According to Pearson analysis in our study, there seems to be a strong correlation between anti-inflammatory cytokine IL-10 and IL-13, in the control group (p=0.025; p<0.05; r=0.512). The results suggest that IL-13 increases according to IL-10 potentiating its activity as an anti-inflammatory cytokine in the control group. Further studies are required in order to establish the exact interconnection of these interleukins in chronic diseases.
Pearson correlation analysis also showed negative statistically significant correlations between IL-1β and IL-13 (p=0.034; r=-387) and IL8 and IL13 (p=0.022; r=-417) in the moderate chronic periodontitis group and negative statistically significant correlations between IL-8 and IL-10 (p<0.001; r=-0,658) in the advanced chronic periodontitis group, indicating that an increase in pro-inflammatory cytokine levels has a negative effect on plasmatic anti-inflammatory cytokines causing an systemic pro-inflammatory status and a favorable ground for chronic periodontitis development. There were no statistically significant correlations to be found between these IL, according to Pearson analysis, in the early chronic periodontitis group.
Significant associations could be observed between PD and plasma cytokine levels, and interdependence between these interleukins is found to be much more frequent in chronic periodontitis patients. Our results suggest that elevated concentrations of these interleukins in plasma, seems to be closely associated with periodontal disease severity.
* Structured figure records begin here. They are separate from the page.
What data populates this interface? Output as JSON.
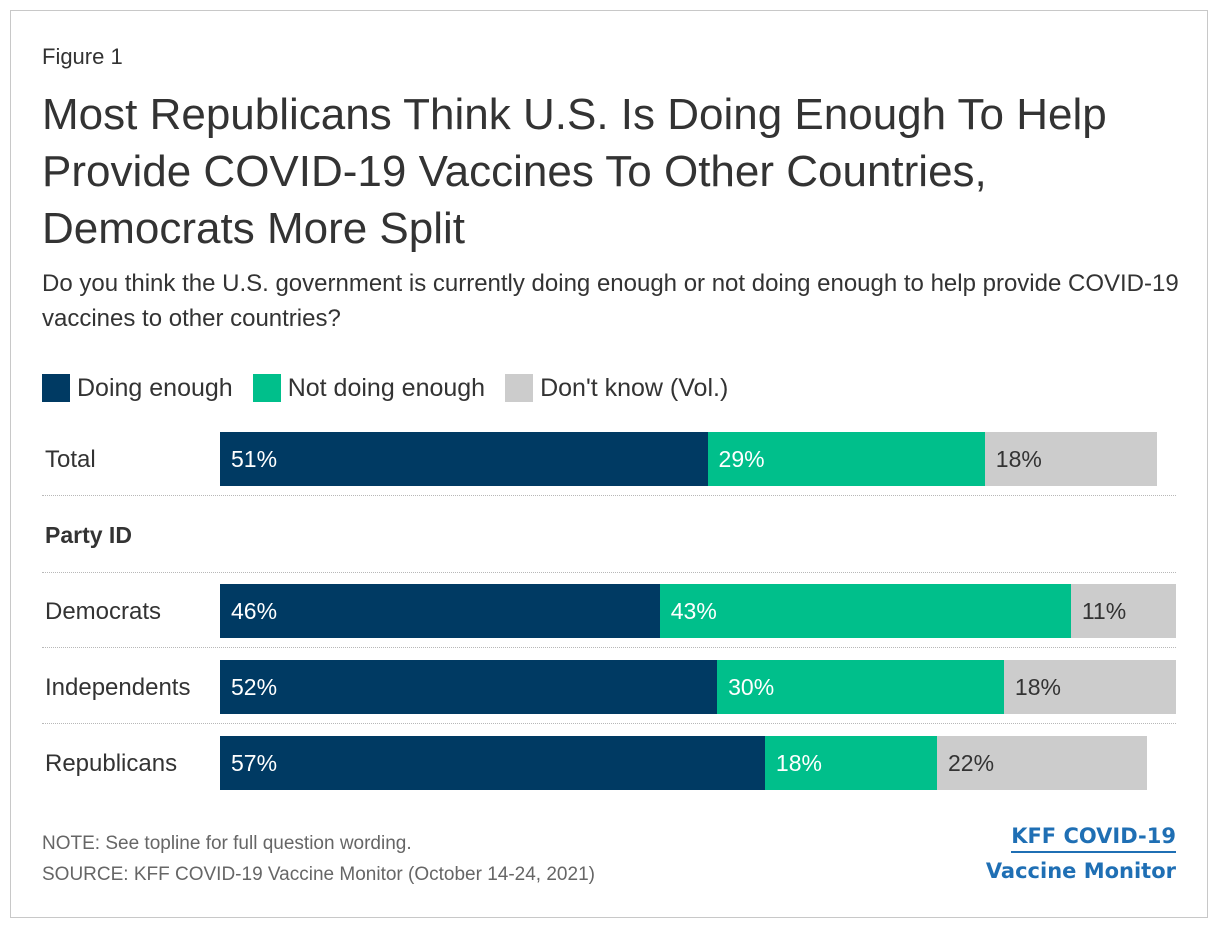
{
  "figure_label": "Figure 1",
  "title": "Most Republicans Think U.S. Is Doing Enough To Help Provide COVID-19 Vaccines To Other Countries, Democrats More Split",
  "subtitle": "Do you think the U.S. government is currently doing enough or not doing enough to help provide COVID-19 vaccines to other countries?",
  "group_label": "Party ID",
  "note": "NOTE: See topline for full question wording.",
  "source": "SOURCE: KFF COVID-19 Vaccine Monitor (October 14-24, 2021)",
  "logo": {
    "line1": "KFF COVID-19",
    "line2": "Vaccine Monitor"
  },
  "colors": {
    "doing": "#003a63",
    "not_doing": "#00bf8b",
    "dont_know": "#cccccc"
  },
  "chart_data": {
    "type": "bar",
    "stacked": true,
    "orientation": "horizontal",
    "categories": [
      "Total",
      "Democrats",
      "Independents",
      "Republicans"
    ],
    "series": [
      {
        "name": "Doing enough",
        "color": "#003a63",
        "values": [
          51,
          46,
          52,
          57
        ],
        "labels": [
          "51%",
          "46%",
          "52%",
          "57%"
        ]
      },
      {
        "name": "Not doing enough",
        "color": "#00bf8b",
        "values": [
          29,
          43,
          30,
          18
        ],
        "labels": [
          "29%",
          "43%",
          "30%",
          "18%"
        ]
      },
      {
        "name": "Don't know (Vol.)",
        "color": "#cccccc",
        "values": [
          18,
          11,
          18,
          22
        ],
        "labels": [
          "18%",
          "11%",
          "18%",
          "22%"
        ]
      }
    ],
    "unit": "%",
    "xlim": [
      0,
      100
    ],
    "legend_position": "top-left"
  }
}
The correlation between clinical periodontal disease and plasma concentrations of these cytokines, observed in our study, suggests that a causal relationship between periodontal and systemic inflammation might exist.
In conclusion we cannot rule out a lack of involvement of plasmatic IL-1β, IL-8, IL-10 and IL-13 in pathogenesis of periodontal disease. Currently, as a result of the collected data, we can foresee a possible correlation between plasma level of each of the interleukins analyzed and the progression of periodontal disease. It’s interesting to notice that correlating plasma IL-1β, IL-8, IL-10 and IL-13, we can emphasize that there might be a possible implication regarding one or several of these interleukins in the progression of periodontal disease. However further studies and correlations with other cytokines are required, in order to demonstrate that plasma levels of these cytokines may be used as indicators of chronic periodontitis progression.
This study was approved by the ethical committee of the School of Medicine, Lucian Blaga University (Protocol no: 5532/ 26.11.2015)
The authors declare that they have no conflicts of interest.